Carson City received a new mascot Thursday after Gov. Brian Sandoval signed the official adoption papers for a pet tortoise.
Appropriately named Carson, the 11-year-old desert tortoise was adopted by the Sandoval family to live on the grounds of the Governor’s Mansion and was declared the new mascot for Carson City.
“We are very excited to have him here,” Sandoval said. “He will be a legacy here for future governors and their families... and we think we will be able to give him a good home.”
Carson came from Tortoise Group, an agency who finds captive desert tortoises new homes. Desert tortoises are threatened species, and once they become captive, they can no longer live in the wild and have to stay in captivity the rest of their lives, which is why the Tortoise Group works to find homes for all of these creatures.
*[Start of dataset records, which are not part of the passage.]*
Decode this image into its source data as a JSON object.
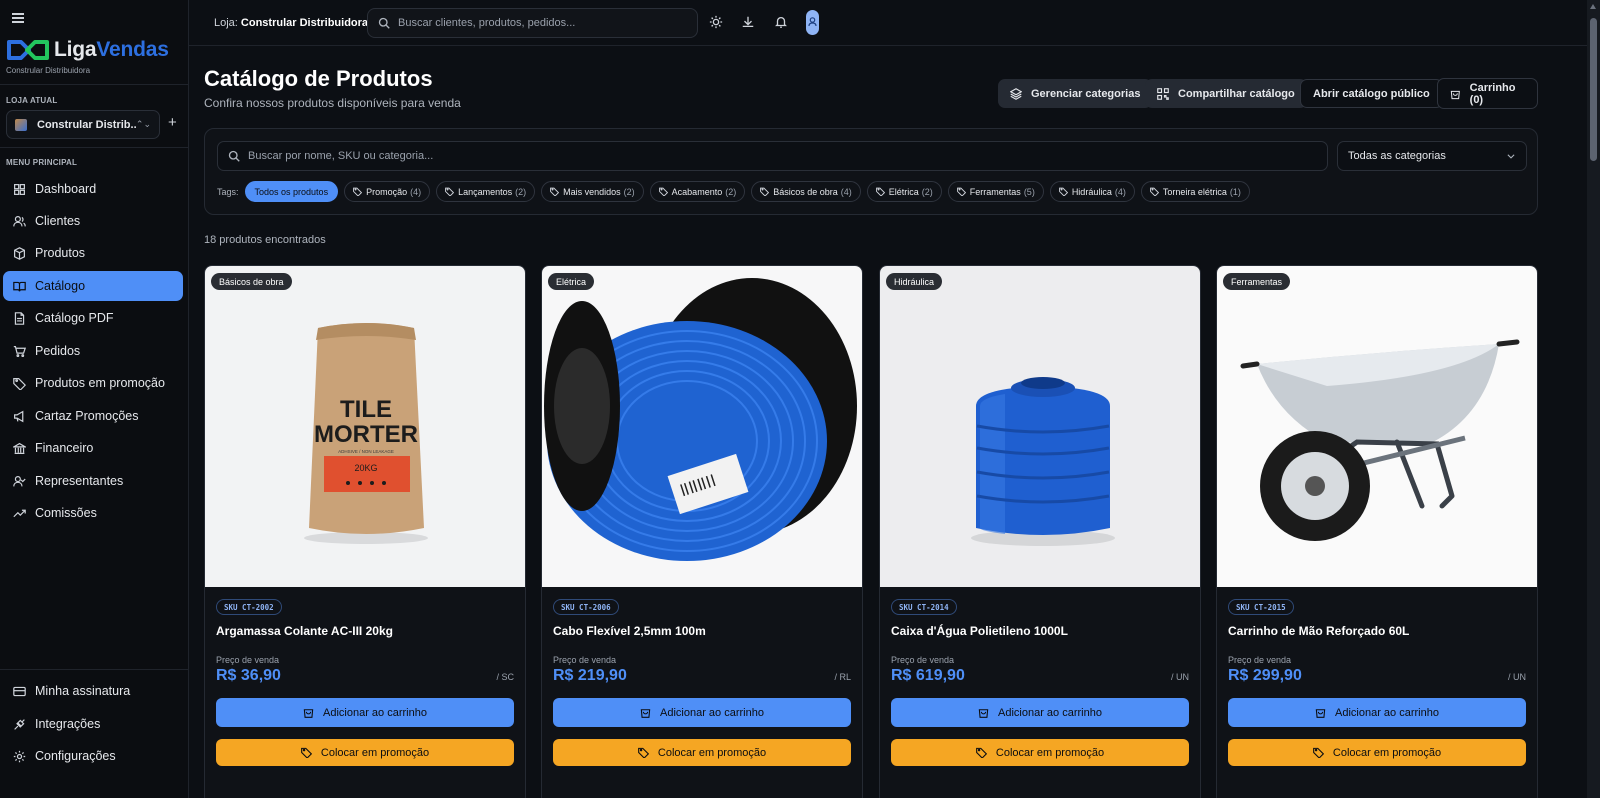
{
  "brand": {
    "liga": "Liga",
    "vendas": "Vendas",
    "subtitle": "Constrular Distribuidora"
  },
  "sidebar": {
    "store_section_label": "LOJA ATUAL",
    "store_name": "Constrular Distrib...",
    "menu_section_label": "MENU PRINCIPAL",
    "items": [
      {
        "label": "Dashboard",
        "icon": "dashboard-icon"
      },
      {
        "label": "Clientes",
        "icon": "users-icon"
      },
      {
        "label": "Produtos",
        "icon": "box-icon"
      },
      {
        "label": "Catálogo",
        "icon": "book-open-icon",
        "active": true
      },
      {
        "label": "Catálogo PDF",
        "icon": "file-icon"
      },
      {
        "label": "Pedidos",
        "icon": "cart-icon"
      },
      {
        "label": "Produtos em promoção",
        "icon": "tag-icon"
      },
      {
        "label": "Cartaz Promoções",
        "icon": "megaphone-icon"
      },
      {
        "label": "Financeiro",
        "icon": "bank-icon"
      },
      {
        "label": "Representantes",
        "icon": "user-check-icon"
      },
      {
        "label": "Comissões",
        "icon": "trending-up-icon"
      }
    ],
    "bottom_items": [
      {
        "label": "Minha assinatura",
        "icon": "credit-card-icon"
      },
      {
        "label": "Integrações",
        "icon": "plug-icon"
      },
      {
        "label": "Configurações",
        "icon": "gear-icon"
      }
    ]
  },
  "topbar": {
    "store_prefix": "Loja:",
    "store_name": "Constrular Distribuidora",
    "search_placeholder": "Buscar clientes, produtos, pedidos..."
  },
  "header": {
    "title": "Catálogo de Produtos",
    "subtitle": "Confira nossos produtos disponíveis para venda",
    "buttons": {
      "manage": "Gerenciar categorias",
      "share": "Compartilhar catálogo",
      "public": "Abrir catálogo público",
      "cart": "Carrinho (0)"
    }
  },
  "filters": {
    "search_placeholder": "Buscar por nome, SKU ou categoria...",
    "category_selected": "Todas as categorias",
    "tags_label": "Tags:",
    "tags": [
      {
        "label": "Todos os produtos",
        "count": "",
        "active": true
      },
      {
        "label": "Promoção",
        "count": "(4)"
      },
      {
        "label": "Lançamentos",
        "count": "(2)"
      },
      {
        "label": "Mais vendidos",
        "count": "(2)"
      },
      {
        "label": "Acabamento",
        "count": "(2)"
      },
      {
        "label": "Básicos de obra",
        "count": "(4)"
      },
      {
        "label": "Elétrica",
        "count": "(2)"
      },
      {
        "label": "Ferramentas",
        "count": "(5)"
      },
      {
        "label": "Hidráulica",
        "count": "(4)"
      },
      {
        "label": "Torneira elétrica",
        "count": "(1)"
      }
    ]
  },
  "results_text": "18 produtos encontrados",
  "products": [
    {
      "category": "Básicos de obra",
      "sku": "SKU CT-2002",
      "name": "Argamassa Colante AC-III 20kg",
      "price_label": "Preço de venda",
      "price": "R$ 36,90",
      "unit": "/ SC",
      "cart_label": "Adicionar ao carrinho",
      "promo_label": "Colocar em promoção",
      "image_icon": "cement-bag",
      "bag_line1": "TILE",
      "bag_line2": "MORTER",
      "bag_line3": "ADHSIVE / NON LEAKAGE",
      "bag_weight": "20KG"
    },
    {
      "category": "Elétrica",
      "sku": "SKU CT-2006",
      "name": "Cabo Flexível 2,5mm 100m",
      "price_label": "Preço de venda",
      "price": "R$ 219,90",
      "unit": "/ RL",
      "cart_label": "Adicionar ao carrinho",
      "promo_label": "Colocar em promoção",
      "image_icon": "cable-reel"
    },
    {
      "category": "Hidráulica",
      "sku": "SKU CT-2014",
      "name": "Caixa d'Água Polietileno 1000L",
      "price_label": "Preço de venda",
      "price": "R$ 619,90",
      "unit": "/ UN",
      "cart_label": "Adicionar ao carrinho",
      "promo_label": "Colocar em promoção",
      "image_icon": "water-tank"
    },
    {
      "category": "Ferramentas",
      "sku": "SKU CT-2015",
      "name": "Carrinho de Mão Reforçado 60L",
      "price_label": "Preço de venda",
      "price": "R$ 299,90",
      "unit": "/ UN",
      "cart_label": "Adicionar ao carrinho",
      "promo_label": "Colocar em promoção",
      "image_icon": "wheelbarrow"
    }
  ],
  "colors": {
    "accent": "#4f8ff7",
    "promo": "#f5a623",
    "brand_blue": "#2d6fe0",
    "brand_green": "#22c55e"
  }
}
Sandoval said he read an article in the Nevada Appeal about the adoption agency and the need to adopt out the tortoises and thought it was the perfect idea.
“We are very glad you are taking him,” said Tortoise Group executive director Kobbe Shaw. “We wanted to put him in a good place.”
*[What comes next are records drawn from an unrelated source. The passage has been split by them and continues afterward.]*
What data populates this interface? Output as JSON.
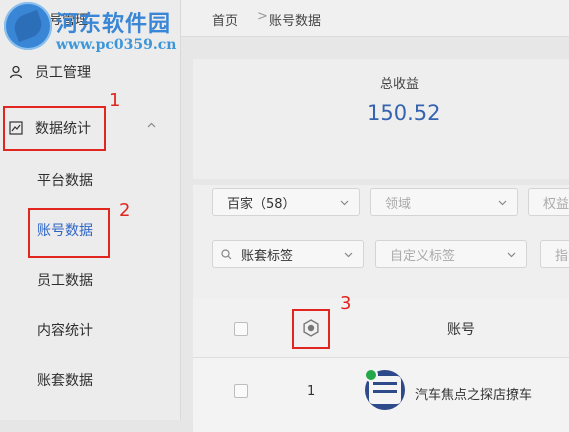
{
  "watermark": {
    "site_name": "河东软件园",
    "url": "www.pc0359.cn",
    "under_text": "账号管理"
  },
  "sidebar": {
    "items": [
      {
        "label": "员工管理",
        "icon": "user-icon"
      },
      {
        "label": "数据统计",
        "icon": "chart-icon"
      },
      {
        "label": "平台数据"
      },
      {
        "label": "账号数据"
      },
      {
        "label": "员工数据"
      },
      {
        "label": "内容统计"
      },
      {
        "label": "账套数据"
      }
    ]
  },
  "breadcrumb": {
    "home": "首页",
    "separator": ">",
    "current": "账号数据"
  },
  "summary": {
    "label": "总收益",
    "value": "150.52"
  },
  "filters": {
    "row1": [
      "百家（58）",
      "领域",
      "权益"
    ],
    "row2": [
      "账套标签",
      "自定义标签",
      "指"
    ]
  },
  "table": {
    "header_account": "账号",
    "rows": [
      {
        "index": "1",
        "account": "汽车焦点之探店撩车"
      }
    ]
  },
  "annotations": [
    "1",
    "2",
    "3"
  ],
  "colors": {
    "accent": "#2e64c6",
    "annotation": "#e0261e",
    "watermark": "#3a86d6"
  }
}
The Tortoise Group got Carson from a residence in Clark County, where the owners had bred too many tortoises for them to care for.
Sandoval and Carson hit it off immediately, with Carson allowing the governor to hold and pet him.
“I am the tortoise whisperer,” Sandoval laughed.
Carson has his own enclosure in the Governor’s Mansion backyard, complete with a playhouse cottage, a swimming patch and a tortoise “man cave.” He will be around for all to enjoy for many years — desert tortoises are expected to live up to 100 years.
“The desert tortoise is the only one on the Federal Endangered animal list that can be housed as pets,” said Shaw. “It is the Nevada state reptile, so this is a great opportunity to show the community about ecology and how we interact with it.”
Carson spent Thursday afternoon exploring his new home, sniffing the flowers, walking through his swimming pool and lying out in the dirt. Within the hour, Sandoval was making plans with his staff to place a bench in the enclosure so he can come out and read with his pet.
“Carson is something the children and people of Nevada can enjoy for generations,” Sandoval said. “We think we have provided him with a good home.”
The Tortoise Group still has nearly 200 tortoises to adopt, and anyone interested in adoption or more information should visit tortoisegroup.org.